Levosimendan is a positive inotrope drug for the treatment of acute decompensated heart failure (HF). In clinical trials, levosimendan was shown to be effective in particular in HF due to acute myocardial infarction (AMI) and it has been demonstrated that levosimendan reduces infarct size in animal models. Myocardial cell necrosis leads to neutrophil recruitment and an inflammatory reaction. The aim of the present study was to examine whether levosimendan has anti-inflammatory effects on human adult cardiac myocytes (HACM) and human umbilical vein endothelial cells (HUVECs).Methods
Primary HACM were isolated from ventricular tissue from explanted human hearts of patients undergoing heart transplantation. HACM were treated with tumor necrosis factor-α (TNF-α) (2000U/ml) or interleukin-1 (IL-1) (200U/ml) and incubated with or without levosimendan (10 µM).

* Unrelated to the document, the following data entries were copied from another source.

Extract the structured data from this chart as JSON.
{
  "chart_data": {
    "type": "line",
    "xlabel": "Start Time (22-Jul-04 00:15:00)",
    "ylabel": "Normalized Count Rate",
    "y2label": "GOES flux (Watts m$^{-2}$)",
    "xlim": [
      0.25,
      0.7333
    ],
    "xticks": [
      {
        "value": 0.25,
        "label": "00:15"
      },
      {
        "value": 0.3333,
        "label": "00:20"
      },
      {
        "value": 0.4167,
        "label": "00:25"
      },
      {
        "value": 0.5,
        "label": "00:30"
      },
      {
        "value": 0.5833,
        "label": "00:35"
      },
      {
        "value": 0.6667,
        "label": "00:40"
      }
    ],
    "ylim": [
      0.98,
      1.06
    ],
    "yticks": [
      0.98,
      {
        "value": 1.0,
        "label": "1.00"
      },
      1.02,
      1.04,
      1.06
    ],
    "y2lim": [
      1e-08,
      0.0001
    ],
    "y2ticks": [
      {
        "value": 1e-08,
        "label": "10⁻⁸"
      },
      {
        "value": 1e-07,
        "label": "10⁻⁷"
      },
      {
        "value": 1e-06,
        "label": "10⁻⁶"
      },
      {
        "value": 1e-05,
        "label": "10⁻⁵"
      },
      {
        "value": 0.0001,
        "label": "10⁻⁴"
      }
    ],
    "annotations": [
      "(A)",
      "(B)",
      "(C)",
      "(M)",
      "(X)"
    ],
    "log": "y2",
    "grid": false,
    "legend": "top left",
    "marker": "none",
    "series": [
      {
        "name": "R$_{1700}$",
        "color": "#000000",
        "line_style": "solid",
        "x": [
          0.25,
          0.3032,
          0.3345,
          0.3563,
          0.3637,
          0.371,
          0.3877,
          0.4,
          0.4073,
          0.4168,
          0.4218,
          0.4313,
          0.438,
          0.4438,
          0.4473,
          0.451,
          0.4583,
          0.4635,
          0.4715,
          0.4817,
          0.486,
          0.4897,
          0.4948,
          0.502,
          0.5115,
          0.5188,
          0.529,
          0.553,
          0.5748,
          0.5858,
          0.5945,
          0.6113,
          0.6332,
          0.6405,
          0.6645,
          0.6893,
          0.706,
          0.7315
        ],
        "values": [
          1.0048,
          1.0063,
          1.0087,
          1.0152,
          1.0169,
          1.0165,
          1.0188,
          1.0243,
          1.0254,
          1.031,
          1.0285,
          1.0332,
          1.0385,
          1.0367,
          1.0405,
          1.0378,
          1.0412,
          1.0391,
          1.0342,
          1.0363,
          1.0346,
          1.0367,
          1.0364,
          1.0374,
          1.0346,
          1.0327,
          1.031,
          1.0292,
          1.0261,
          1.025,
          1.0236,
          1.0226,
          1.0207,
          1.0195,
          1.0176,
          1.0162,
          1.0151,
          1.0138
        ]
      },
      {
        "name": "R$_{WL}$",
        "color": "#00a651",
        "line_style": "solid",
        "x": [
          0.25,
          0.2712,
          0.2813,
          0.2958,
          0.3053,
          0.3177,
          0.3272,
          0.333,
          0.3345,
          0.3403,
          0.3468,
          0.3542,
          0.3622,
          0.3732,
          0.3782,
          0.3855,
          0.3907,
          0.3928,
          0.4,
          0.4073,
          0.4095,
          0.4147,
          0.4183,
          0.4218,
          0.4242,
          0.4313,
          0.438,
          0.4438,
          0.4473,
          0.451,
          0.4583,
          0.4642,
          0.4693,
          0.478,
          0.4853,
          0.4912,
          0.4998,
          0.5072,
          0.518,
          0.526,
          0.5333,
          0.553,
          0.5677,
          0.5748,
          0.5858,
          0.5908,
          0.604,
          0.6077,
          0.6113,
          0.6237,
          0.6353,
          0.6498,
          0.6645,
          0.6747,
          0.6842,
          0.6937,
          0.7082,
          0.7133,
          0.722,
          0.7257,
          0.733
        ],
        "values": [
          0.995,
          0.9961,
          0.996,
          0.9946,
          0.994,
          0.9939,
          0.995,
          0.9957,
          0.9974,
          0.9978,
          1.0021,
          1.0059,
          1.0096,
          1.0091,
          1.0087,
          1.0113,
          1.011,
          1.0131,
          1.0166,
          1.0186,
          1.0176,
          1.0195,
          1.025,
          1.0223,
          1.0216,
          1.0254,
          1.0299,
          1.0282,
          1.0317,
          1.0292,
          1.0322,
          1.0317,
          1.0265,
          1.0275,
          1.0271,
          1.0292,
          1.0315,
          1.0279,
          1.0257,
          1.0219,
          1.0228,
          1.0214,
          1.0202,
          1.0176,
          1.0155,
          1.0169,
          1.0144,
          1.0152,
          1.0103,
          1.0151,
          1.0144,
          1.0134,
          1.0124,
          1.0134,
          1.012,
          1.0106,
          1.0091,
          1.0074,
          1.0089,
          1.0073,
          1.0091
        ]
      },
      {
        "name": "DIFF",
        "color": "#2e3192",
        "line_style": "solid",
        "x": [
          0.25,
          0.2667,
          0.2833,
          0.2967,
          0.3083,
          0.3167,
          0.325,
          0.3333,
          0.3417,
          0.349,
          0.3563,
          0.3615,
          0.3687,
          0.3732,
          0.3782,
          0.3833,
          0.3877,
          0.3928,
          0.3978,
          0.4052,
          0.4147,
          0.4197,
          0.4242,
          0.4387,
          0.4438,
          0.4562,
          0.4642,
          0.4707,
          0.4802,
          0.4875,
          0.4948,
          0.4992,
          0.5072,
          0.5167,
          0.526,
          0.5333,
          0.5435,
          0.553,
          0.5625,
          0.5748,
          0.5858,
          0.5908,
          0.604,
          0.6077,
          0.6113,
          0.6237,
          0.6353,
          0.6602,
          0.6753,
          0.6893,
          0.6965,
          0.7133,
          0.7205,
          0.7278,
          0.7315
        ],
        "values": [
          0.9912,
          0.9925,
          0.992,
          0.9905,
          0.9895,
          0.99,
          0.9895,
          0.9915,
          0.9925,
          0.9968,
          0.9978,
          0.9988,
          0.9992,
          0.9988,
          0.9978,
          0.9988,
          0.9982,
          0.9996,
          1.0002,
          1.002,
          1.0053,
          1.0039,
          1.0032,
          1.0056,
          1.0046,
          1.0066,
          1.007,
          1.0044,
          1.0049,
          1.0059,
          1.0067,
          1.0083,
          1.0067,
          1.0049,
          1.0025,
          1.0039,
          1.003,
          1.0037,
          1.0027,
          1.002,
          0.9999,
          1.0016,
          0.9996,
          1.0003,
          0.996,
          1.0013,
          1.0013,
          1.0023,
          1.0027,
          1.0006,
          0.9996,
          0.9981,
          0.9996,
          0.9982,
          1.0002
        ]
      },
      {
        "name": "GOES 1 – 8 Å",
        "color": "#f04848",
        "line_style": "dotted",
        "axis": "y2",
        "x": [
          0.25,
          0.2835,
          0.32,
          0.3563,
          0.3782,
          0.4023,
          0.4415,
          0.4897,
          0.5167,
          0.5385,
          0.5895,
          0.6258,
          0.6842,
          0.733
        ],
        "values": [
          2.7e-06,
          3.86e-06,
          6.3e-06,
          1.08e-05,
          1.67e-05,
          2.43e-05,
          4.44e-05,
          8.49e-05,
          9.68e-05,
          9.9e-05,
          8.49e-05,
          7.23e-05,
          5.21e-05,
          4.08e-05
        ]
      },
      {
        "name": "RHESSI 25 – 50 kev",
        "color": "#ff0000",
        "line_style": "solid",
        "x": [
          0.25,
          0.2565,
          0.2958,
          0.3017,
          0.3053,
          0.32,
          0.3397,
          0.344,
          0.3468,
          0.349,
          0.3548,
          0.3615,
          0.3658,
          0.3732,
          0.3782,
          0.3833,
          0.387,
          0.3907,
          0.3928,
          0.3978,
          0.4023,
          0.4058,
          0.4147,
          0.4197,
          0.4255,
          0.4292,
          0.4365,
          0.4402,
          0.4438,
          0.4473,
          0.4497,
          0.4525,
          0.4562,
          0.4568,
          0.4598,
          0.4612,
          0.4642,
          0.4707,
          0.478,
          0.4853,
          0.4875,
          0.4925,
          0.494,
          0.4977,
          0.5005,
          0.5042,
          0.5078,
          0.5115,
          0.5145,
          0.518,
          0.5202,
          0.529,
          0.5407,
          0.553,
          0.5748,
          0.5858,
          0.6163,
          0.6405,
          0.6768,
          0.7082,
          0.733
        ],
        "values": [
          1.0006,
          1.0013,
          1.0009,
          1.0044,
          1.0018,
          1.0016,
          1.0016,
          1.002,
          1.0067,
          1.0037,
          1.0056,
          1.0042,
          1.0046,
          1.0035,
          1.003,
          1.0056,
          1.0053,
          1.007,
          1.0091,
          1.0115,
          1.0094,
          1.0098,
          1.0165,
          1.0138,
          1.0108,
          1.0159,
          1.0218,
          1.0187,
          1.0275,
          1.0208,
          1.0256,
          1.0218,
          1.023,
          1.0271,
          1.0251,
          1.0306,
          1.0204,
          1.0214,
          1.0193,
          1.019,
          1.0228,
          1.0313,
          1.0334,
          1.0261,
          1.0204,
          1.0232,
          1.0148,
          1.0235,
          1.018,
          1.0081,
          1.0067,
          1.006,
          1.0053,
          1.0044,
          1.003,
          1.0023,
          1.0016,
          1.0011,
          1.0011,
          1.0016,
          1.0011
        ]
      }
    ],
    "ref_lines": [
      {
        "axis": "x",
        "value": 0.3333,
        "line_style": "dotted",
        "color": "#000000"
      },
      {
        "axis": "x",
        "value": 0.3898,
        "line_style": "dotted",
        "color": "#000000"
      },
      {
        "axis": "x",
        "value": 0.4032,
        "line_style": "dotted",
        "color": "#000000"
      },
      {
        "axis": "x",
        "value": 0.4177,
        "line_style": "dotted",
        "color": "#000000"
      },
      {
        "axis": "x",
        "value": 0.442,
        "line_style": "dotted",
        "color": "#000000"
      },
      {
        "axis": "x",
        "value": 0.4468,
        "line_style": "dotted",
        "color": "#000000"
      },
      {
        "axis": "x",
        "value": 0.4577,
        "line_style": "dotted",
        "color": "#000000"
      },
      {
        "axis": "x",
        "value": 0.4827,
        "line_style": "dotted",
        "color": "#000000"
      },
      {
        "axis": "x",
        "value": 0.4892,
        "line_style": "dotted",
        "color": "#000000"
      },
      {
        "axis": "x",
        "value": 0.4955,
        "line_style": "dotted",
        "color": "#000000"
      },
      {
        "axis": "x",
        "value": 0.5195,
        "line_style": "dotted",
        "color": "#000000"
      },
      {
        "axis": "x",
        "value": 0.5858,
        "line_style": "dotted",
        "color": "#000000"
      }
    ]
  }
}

Specific mRNA levels of IL-6 and IL-8 were determined by real-time PCR. HUVEC were treated with IL-1 for 4h and expression of E-selectin, vascular cell adhesion molecule-1 (VCAM-1) and intercellular adhesion molecule-1 (ICAM-1) was measured by flow cytometry.Results
Treatment with TNF and IL-1 significantly increased mRNA levels of IL-6 (3-fold and 6-fold, respectively; p < 0.01) and IL-8 (10-fold and 20-fold, respectively; p < 0.01) in HACM. Co-treatment with levosimendan reduced such TNF-α-induced IL-6 and IL-8 mRNA levels significantly by 40% and 50%, respectively (p < 0.05). IL-1 induced IL-6 and IL-8 mRNA levels were both significantly reduced by 50% (p < 0.01) when co-treated with levosimendan. HUVECs treated with IL-1 showed a significantly higher expression of E-selectin, ICAM-1 and VCAM-1 after 4h (12-fold, 30-fold and 15-fold expression, as compared to control, respectively; p < 0.001 for all). Preincubation with levosimendan significantly down regulated the IL-1-induced expression of E-selectin and ICAM-1 by 50% and 25%, as compared to control, respectively; p < 0.05).Conclusions
Levosimendan down regulates TNF-α- and IL-1-induced expression of inflammatory cytokines and adhesion molecules in cardiac myocytes and in endothelial cells, respectively. This may explain, at least in part, cardioprotective effects of levosimendan.